The hallmark of diabetes is insulin resistance, which is the loss of sensitivity of the body's cells to the effects of insulin. As a result, the pancreas puts out more insulin to drive the sugar in the bloodstream into the cells to be burned or stored. With excess insulin around, cells become immune to its effects, and this further exacerbates insulin resistance. Reversing insulin resistance by re-sensitizing cells to insulin is the key to preventing diabetes. The right foods and nutritional supplements, as well as exercise, help to restore the communication between insulin and the body's cells.
Low Glycemic Diet
A low glycemic diet is designed to maintain blood sugar levels on an even keel, so as to minimize insulin levels. Small, frequent meals and snacks should include some protein and/or fat to "buffer" the carbohydrate foods, thus slowing their absorption into the bloodstream. Sources of carbohydrates include fruits, vegetables, whole grains and whole, unprocessed starches such as dry beans, yams and sweet potatoes. Nuts, seeds, olives, olive oil, avocados and fish provide monounsaturated fat and omega-3 fatty acids that help to reverse insulin resistance. All beverages are sugar-free. You can eat an occasional sweet after a meal rather than alone as a snack.

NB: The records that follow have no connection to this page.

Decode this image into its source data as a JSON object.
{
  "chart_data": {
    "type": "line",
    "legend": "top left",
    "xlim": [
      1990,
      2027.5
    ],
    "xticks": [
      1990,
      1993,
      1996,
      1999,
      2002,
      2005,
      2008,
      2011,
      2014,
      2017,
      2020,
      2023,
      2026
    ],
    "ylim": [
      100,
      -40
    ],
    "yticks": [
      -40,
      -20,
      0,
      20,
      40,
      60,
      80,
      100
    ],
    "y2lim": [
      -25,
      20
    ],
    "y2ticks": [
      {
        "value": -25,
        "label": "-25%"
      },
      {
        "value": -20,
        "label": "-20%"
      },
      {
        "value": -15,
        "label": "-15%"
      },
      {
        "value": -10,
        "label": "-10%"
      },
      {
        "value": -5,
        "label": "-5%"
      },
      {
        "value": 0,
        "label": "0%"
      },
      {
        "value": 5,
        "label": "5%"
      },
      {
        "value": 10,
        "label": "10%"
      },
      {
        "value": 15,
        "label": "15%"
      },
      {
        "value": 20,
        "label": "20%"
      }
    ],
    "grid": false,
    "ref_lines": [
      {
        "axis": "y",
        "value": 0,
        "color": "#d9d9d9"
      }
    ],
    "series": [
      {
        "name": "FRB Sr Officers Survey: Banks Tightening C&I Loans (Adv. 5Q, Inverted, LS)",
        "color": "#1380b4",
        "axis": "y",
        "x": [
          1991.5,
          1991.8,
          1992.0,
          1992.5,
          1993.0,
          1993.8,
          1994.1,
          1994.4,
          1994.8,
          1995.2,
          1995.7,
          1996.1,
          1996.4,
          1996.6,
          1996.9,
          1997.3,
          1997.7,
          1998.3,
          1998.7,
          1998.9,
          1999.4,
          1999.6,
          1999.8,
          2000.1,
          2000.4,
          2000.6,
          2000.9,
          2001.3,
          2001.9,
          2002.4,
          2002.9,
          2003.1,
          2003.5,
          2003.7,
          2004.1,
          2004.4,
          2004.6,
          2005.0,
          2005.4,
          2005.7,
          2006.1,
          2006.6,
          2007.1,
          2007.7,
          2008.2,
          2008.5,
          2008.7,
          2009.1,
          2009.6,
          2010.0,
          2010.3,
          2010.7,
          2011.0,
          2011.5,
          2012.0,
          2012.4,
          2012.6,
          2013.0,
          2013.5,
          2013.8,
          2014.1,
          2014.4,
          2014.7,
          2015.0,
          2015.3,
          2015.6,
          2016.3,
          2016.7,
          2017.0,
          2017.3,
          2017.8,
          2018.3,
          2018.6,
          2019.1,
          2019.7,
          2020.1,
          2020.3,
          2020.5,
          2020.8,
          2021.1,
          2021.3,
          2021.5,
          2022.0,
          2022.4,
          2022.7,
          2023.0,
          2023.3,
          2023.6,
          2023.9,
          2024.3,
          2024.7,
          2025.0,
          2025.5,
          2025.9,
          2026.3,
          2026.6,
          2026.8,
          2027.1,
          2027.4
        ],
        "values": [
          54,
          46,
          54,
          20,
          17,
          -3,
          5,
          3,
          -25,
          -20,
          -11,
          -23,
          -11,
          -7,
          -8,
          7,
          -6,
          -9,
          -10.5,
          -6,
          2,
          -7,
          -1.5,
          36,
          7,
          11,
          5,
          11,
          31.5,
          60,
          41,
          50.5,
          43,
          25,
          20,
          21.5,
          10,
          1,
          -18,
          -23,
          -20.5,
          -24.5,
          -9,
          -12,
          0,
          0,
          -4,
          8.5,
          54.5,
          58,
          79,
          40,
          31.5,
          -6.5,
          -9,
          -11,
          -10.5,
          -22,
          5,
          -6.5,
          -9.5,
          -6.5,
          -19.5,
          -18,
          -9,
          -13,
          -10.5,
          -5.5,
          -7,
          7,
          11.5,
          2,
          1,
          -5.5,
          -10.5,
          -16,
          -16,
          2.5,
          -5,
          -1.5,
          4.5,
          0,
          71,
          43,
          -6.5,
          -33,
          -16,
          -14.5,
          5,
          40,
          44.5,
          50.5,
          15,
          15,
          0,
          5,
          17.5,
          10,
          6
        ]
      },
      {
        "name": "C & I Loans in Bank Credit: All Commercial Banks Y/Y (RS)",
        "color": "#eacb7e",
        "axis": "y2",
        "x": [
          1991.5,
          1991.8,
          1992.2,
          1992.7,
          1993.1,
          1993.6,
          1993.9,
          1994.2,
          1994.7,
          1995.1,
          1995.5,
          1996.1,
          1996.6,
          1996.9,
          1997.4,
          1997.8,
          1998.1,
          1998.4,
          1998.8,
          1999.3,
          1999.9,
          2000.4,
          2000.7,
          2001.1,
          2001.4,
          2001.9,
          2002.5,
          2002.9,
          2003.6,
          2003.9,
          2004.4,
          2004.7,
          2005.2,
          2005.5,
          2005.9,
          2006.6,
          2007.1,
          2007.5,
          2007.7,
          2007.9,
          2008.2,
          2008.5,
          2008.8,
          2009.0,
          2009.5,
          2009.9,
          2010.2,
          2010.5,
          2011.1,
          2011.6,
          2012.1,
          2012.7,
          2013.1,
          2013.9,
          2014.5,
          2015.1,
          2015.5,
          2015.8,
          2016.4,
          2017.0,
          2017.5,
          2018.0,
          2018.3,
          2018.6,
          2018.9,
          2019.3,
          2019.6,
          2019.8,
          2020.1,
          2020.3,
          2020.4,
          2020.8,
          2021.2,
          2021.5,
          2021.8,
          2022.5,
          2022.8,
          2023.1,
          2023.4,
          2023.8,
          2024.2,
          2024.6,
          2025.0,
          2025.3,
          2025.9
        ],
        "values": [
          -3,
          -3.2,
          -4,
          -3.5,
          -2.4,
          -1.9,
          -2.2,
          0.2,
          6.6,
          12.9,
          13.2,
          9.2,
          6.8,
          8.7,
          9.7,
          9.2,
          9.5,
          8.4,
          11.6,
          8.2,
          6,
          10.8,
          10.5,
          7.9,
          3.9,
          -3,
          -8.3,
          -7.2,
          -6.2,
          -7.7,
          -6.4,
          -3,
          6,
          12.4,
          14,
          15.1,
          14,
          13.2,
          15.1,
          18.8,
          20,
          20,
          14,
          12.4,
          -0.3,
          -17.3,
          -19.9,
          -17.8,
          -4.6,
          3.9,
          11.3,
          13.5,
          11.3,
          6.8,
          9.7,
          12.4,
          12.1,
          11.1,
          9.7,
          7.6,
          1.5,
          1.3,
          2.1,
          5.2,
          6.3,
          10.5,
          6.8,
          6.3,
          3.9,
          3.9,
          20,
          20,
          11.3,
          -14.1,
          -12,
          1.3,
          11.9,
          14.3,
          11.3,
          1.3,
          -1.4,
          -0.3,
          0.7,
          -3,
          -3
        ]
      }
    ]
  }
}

Most diabetics are aware that exercise helps them to control their blood sugar levels. In contrast with unconditioned muscles, toned and developed muscles are more responsive to blood sugar and insulin. Regular exercise helps lower blood sugar and improve insulin sensitivity. According to Journal of the American Medical Association, people who exercise consistently have a dramatically reduced risk of developing diabetes.
Two nutrients that are often lacking in the American diet are chromium and omega-3 fats. Chromium is an essential trace mineral that may play a key role in glucose metabolism. Supplementation with chromium helps to normalize blood sugar levels, as demonstrated in the American Journal of Clinical Nutrition. A deficiency of chromium causes glucose intolerance, which can lead to the development of Type 2 diabetes.
As reported in the Journal of Nutrition, omega-3 fatty acids can also lower the risk of diabetes by reducing insulin resistance. High-quality fish oil is the best source of omega-3 fats. Recommended doses for fish oil are 2g to 4g per day.